[xml] What Content-Type value should I send for my XML sitemap?

As a rule of thumb, the safest bet towards making your document be treated properly by all web servers, proxies, and client browsers, is probably the following:

  1. Use the application/xml content type
  2. Include a character encoding in the content type, probably UTF-8
  3. Include a matching character encoding in the encoding attribute of the XML document itself.
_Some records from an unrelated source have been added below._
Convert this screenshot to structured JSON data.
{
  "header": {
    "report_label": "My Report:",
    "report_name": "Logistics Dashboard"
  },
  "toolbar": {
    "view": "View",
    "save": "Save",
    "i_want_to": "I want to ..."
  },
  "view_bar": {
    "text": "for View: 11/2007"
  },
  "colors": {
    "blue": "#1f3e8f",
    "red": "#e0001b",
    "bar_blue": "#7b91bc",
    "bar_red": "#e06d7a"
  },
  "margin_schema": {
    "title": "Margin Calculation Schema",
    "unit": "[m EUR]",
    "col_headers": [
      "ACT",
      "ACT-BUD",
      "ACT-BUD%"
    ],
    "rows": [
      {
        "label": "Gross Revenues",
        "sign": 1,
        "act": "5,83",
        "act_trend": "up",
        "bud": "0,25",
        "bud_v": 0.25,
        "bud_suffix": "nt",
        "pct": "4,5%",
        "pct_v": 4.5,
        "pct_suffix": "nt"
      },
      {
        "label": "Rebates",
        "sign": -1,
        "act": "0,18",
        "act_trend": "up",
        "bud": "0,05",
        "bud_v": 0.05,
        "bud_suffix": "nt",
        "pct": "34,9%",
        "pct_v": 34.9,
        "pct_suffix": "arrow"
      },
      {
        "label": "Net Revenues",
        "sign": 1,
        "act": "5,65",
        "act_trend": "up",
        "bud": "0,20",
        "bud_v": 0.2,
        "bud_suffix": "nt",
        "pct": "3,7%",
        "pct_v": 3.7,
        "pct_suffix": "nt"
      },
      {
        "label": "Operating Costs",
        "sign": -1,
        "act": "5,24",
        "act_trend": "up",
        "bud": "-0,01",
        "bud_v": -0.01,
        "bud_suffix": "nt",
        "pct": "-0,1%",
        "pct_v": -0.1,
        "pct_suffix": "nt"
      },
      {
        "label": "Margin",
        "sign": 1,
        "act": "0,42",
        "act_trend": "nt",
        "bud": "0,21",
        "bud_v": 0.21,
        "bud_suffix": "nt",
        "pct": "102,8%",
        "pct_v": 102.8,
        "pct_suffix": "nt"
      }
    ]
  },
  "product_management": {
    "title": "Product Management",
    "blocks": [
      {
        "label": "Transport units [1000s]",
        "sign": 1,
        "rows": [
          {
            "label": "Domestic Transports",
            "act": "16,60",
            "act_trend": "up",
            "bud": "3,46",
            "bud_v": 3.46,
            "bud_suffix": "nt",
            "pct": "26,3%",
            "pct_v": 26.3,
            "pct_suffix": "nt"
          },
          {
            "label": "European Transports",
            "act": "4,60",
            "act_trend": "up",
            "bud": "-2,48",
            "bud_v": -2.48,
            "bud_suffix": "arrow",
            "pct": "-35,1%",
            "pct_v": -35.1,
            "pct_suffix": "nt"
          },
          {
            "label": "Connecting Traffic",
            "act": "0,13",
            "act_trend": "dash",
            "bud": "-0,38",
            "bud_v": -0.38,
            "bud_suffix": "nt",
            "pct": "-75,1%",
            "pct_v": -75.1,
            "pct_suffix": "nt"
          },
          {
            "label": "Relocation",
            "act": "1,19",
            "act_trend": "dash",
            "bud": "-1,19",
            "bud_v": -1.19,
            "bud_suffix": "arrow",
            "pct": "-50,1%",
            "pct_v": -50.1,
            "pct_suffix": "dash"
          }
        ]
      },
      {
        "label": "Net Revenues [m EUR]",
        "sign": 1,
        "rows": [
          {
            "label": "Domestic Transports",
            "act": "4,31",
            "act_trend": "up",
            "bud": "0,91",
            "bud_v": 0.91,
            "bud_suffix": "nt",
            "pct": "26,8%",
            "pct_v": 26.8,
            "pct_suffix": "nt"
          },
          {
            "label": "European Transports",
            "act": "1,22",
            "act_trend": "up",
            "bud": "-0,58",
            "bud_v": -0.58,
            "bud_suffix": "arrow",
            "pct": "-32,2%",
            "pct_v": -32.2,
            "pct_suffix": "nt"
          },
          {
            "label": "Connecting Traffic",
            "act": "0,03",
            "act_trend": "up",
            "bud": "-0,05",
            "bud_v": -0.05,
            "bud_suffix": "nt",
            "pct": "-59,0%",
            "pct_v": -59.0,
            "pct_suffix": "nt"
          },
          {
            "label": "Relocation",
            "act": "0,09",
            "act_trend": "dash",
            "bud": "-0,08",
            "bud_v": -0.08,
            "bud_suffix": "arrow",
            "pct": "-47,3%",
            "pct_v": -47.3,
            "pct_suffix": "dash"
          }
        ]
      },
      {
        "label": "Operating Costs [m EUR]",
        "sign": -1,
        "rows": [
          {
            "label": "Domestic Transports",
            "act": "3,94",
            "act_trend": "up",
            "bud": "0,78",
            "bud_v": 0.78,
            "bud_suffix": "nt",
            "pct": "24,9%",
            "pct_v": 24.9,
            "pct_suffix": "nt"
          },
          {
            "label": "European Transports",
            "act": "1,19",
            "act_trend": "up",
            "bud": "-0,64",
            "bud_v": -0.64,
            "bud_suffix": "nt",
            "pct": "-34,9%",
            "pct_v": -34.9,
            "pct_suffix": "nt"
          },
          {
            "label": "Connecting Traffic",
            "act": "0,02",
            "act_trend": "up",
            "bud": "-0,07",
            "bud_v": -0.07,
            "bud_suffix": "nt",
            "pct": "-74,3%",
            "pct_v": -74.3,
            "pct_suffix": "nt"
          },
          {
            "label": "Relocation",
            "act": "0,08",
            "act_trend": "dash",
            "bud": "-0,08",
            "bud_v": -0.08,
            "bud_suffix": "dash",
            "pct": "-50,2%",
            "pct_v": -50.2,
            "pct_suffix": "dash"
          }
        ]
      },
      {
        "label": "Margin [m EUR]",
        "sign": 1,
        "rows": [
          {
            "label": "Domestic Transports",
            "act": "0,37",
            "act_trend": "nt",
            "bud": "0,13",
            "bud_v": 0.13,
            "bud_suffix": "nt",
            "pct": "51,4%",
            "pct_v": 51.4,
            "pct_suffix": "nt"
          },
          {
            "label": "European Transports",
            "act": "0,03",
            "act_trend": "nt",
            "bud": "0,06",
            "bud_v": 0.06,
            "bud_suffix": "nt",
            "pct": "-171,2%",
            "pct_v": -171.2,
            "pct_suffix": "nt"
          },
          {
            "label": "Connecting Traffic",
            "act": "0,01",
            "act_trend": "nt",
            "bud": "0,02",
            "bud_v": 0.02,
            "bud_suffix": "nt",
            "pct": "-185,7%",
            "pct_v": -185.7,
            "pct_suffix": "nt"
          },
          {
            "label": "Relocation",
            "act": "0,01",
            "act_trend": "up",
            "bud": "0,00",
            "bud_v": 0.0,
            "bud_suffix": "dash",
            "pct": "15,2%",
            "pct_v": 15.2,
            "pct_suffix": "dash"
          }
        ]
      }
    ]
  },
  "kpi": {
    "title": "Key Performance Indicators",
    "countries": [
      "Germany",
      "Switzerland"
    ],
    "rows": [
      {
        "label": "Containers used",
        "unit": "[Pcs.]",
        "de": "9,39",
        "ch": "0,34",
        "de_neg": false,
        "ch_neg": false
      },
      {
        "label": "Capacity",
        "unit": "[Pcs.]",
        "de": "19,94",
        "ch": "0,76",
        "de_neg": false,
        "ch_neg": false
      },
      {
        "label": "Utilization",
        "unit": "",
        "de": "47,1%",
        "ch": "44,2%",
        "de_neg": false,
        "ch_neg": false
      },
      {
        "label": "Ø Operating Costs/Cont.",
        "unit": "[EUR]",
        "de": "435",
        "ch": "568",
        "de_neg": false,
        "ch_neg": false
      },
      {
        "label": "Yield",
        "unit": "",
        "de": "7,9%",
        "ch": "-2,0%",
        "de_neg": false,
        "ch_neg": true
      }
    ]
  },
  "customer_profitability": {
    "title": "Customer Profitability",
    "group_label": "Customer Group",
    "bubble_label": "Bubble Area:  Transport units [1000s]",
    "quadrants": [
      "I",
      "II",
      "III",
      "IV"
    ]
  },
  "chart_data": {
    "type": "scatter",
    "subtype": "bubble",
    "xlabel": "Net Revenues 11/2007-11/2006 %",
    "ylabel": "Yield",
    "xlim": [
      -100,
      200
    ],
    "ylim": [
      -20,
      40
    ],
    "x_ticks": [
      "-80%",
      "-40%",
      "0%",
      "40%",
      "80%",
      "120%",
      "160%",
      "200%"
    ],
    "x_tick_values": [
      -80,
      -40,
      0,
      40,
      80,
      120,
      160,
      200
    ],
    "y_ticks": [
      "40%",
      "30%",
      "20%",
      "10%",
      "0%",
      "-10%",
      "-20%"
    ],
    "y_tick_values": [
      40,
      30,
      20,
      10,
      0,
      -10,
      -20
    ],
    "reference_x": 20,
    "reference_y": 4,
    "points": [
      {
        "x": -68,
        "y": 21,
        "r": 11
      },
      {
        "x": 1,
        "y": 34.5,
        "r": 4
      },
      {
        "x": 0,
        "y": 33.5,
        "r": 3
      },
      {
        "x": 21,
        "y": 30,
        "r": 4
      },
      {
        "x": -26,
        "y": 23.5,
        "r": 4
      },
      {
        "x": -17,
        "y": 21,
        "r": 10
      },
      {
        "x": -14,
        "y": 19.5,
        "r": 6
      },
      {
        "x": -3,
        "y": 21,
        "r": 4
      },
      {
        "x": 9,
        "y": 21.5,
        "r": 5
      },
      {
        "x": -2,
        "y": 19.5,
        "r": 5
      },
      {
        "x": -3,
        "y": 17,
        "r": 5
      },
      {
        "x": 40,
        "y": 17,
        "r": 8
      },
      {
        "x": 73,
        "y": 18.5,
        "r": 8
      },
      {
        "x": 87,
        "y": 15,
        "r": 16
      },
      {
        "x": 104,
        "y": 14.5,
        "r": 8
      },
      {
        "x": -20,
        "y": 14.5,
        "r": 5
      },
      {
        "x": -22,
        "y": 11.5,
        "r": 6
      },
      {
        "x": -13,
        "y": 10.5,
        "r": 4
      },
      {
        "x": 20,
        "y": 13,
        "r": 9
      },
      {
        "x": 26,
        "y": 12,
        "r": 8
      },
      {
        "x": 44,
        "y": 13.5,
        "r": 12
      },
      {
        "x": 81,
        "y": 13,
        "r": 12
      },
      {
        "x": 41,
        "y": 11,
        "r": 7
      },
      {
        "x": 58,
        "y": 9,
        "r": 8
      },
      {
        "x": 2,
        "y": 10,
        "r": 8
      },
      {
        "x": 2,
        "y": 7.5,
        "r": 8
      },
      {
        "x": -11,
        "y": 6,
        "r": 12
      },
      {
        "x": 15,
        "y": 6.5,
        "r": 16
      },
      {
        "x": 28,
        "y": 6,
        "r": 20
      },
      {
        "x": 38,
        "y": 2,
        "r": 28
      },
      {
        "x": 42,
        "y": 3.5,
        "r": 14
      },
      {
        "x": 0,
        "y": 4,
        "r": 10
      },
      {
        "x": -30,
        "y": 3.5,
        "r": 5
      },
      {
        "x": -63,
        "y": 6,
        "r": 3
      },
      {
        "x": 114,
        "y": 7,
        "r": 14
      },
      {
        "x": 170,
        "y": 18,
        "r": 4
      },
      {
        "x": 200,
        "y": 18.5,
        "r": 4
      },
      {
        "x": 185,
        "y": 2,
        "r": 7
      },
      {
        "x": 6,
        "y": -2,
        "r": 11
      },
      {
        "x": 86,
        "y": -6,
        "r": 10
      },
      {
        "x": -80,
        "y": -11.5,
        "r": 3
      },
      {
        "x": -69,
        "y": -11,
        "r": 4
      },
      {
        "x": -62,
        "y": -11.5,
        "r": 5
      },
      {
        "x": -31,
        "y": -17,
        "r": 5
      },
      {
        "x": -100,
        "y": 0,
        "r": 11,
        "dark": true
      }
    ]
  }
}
In terms of the RFC 3023 spec, which some browsers fail to implement properly, the major difference in the content types is in how clients are supposed to treat the character encoding, as follows:

For application/xml, application/xml-dtd, application/xml-external-parsed-entity, or any one of the subtypes of application/xml such as application/atom+xml, application/rss+xml or application/rdf+xml, the character encoding is determined in this order:

  1. the encoding given in the charset parameter of the Content-Type HTTP header
  2. the encoding given in the encoding attribute of the XML declaration within the document,
  3. utf-8.

For text/xml, text/xml-external-parsed-entity, or a subtype like text/foo+xml, the encoding attribute of the XML declaration within the document is ignored, and the character encoding is:

  1. the encoding given in the charset parameter of the Content-Type HTTP header, or
  2. us-ascii.

Most parsers don't implement the spec; they ignore the HTTP Context-Type and just use the encoding in the document. With so many ill-formed documents out there, that's unlikely to change any time soon.